Clumps of trash along the pillars of an overpass marked the height of floodwaters along the White Oak Bayou in the Houston Heights neighborhood. Police barricades showed where a driver had abandoned a vehicle in fast-rising waters on Jensen Drive in Kashmere Gardens. In Meyerland, patches of water remained in the storm’s wake, but many homes in the stately neighborhood were elevated after Hurricane Harvey ravaged it in 2017, keeping Beryl’s damage to a minimum.
Beryl probably will not go down as one of Houston’s more crippling floods — not even of this year. Still, the hurricane offered the latest reminder that the nation’s fourth-largest city has a serious flooding problem.
It is one that persists despite billions of dollars of investments and years of flood control projects. And the challenge could grow more severe as climate change supercharges storms and brings more intense rainfall to a flat, low-lying and sprawling metro area.
“As far as our streets are concerned, it is important to remember that our primary drainage mechanism throughout this city is our streets,” Houston Public Works Chief Operating Officer Randy Macchi said at a news conference this week. “For better or worse, that is the reality of the situation.”
The fact that Beryl’s flooding was not especially remarkable highlights how incessant the problem is, said Ben Hirsch, a co-director at West Street Recovery, a disaster recovery and environmental justice organization that works across five Zip codes in northeast Houston.
“I think if this storm had happened in almost any other part of America, people would be describing it as catastrophic flooding,” Hirsch said Wednesday. “There’s a kind of numbness that sets in; people get used to it. But at the same time, people have this sort of trauma from it.”
The Biden administration on Wednesday finalized a policy to ensure that taxpayer-funded projects such as bridges, schools and other public buildings take into account not just past flooding, but the worsening floods that are likely to lie ahead.
The goal, officials said, is to make the nation’s infrastructure more resilient in an era of climate change and to avoid the cycle of repeated floods and rebuilding that has happened in the past.
“Climate change has exacerbated flood risk across the country, especially when it comes to sea-level rise,” Federal Emergency Management Agency Administrator Deanne Criswell said in announcing the new policy.
But in Houston, the flooding woes are hardly new, and they partly are the result of decisions that stretch back generations.

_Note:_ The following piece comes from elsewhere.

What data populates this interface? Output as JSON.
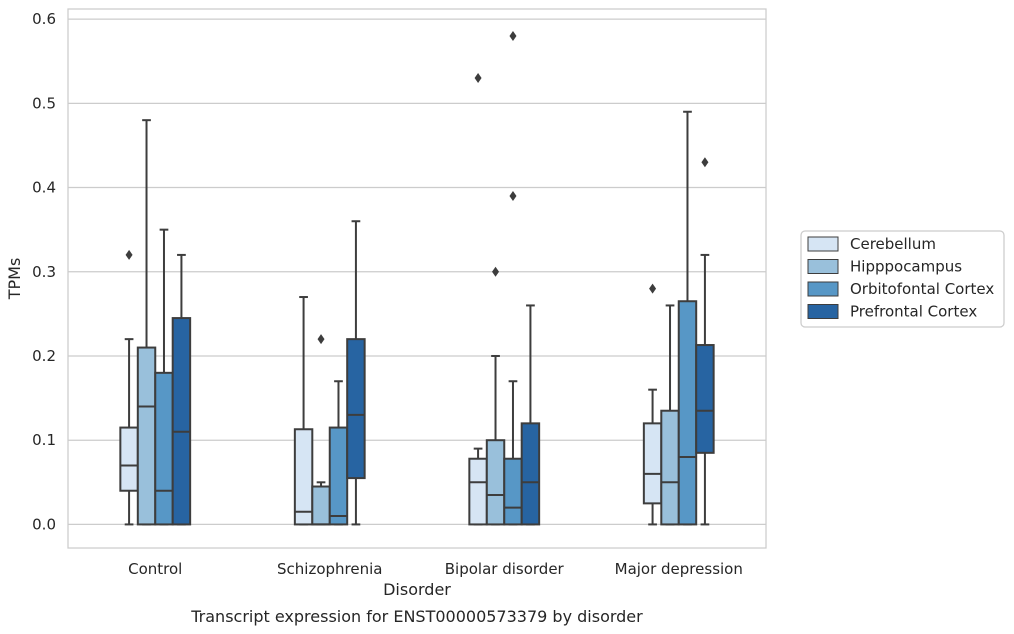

“Even before the growth, we’ve always lived in a swamp. The folks that came before us knew we need to build this flood infrastructure and we don’t, by any stretch, have the infrastructure we need,” Harris County Judge Lina Hidalgo, chief executive of the jurisdiction that includes Houston, told The Washington Post this week. “This is another kick in the pants for everyone to really prioritize this.”